On s’attend à ce que le débat enclenché aussi bien au sein des partis politiques que sur les réseaux sociaux concernant le système de quota, considéré comme une rente politique, change la donne au niveau des critères de choix des candidats de la liste nationale. Une grande responsabilité incombe aux instances décisionnelles des partis politiques qui sont appelées à coopter des cadres compétents capables de rehausser le niveau de l’action parlementaire. Il est grand temps de mettre fin au copinage et au clientélisme qui ont prévalu dans le choix des candidats de la liste nationale, lors des précédentes législatives.
L’idée, selon les observateurs, est de faire émerger une nouvelle élite capable, à l’avenir, de mener la bataille électorale sur le plan local. Le système du quota est, en effet, connu pour son caractère transitoire. Les prochains jours s’annoncent décisifs. Le Conseil de gouvernement devra adopter cette semaine la révision des lois organiques des partis politiques et de la Chambre des représentants pour les transférer au Parlement, où les discussions porteront aussi sur d’autres points non retenus par le ministère de l’Intérieur comme la participation des Marocains résidant à l’étranger.
Un découpage électoral déséquilibré
Le découpage électoral figure parmi les points débattus à la veille des élections législatives du 7 octobre bien qu’aucun changement en la matière ne pointe à l’horizon. Certains partis politiques soulignent la nécessité d’instaurer un découpage électoral équitable qui prend en considération essentiellement le poids démographique. Le découpage actuel est déséquilibré, de l’avis des formations politiques. Le ministre de l’Intérieur a déjà annoncé en novembre dernier au parlement qu’il n’y aura aucun nouveau découpage électoral avant les prochaines législatives.
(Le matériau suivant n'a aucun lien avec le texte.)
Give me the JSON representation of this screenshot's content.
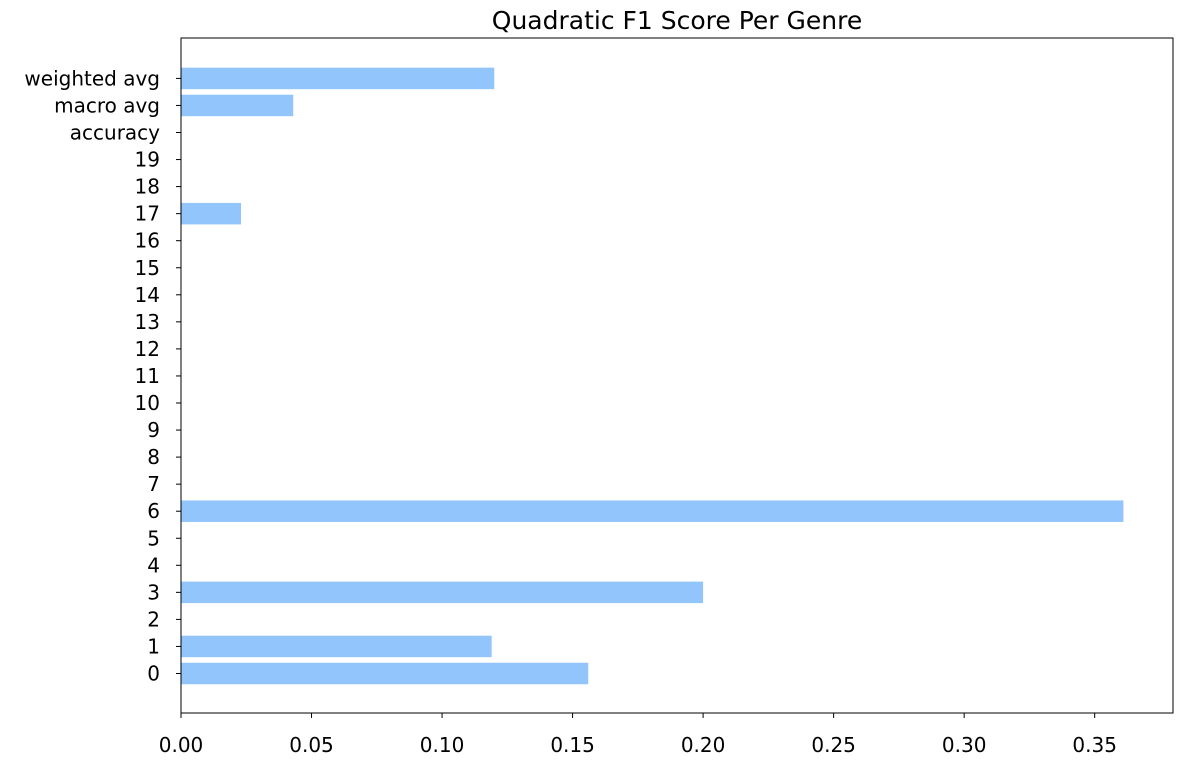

Certains politiciens estiment qu’on peut garder le découpage actuel mais tout en révisant la répartition des sièges. La révision de ce point crucial nécessite du temps pour recueillir le consensus escompté. Or, il ne reste plus que six mois aux prochaines législatives. L’opposition pointe du doigt le retard pris par le gouvernement dans la révision des lois électorales. « Les textes sont toujours soumis au parlement à la dernière minute. Ainsi, ils sont toujours lacunaires», souligne Milouda Hazeb.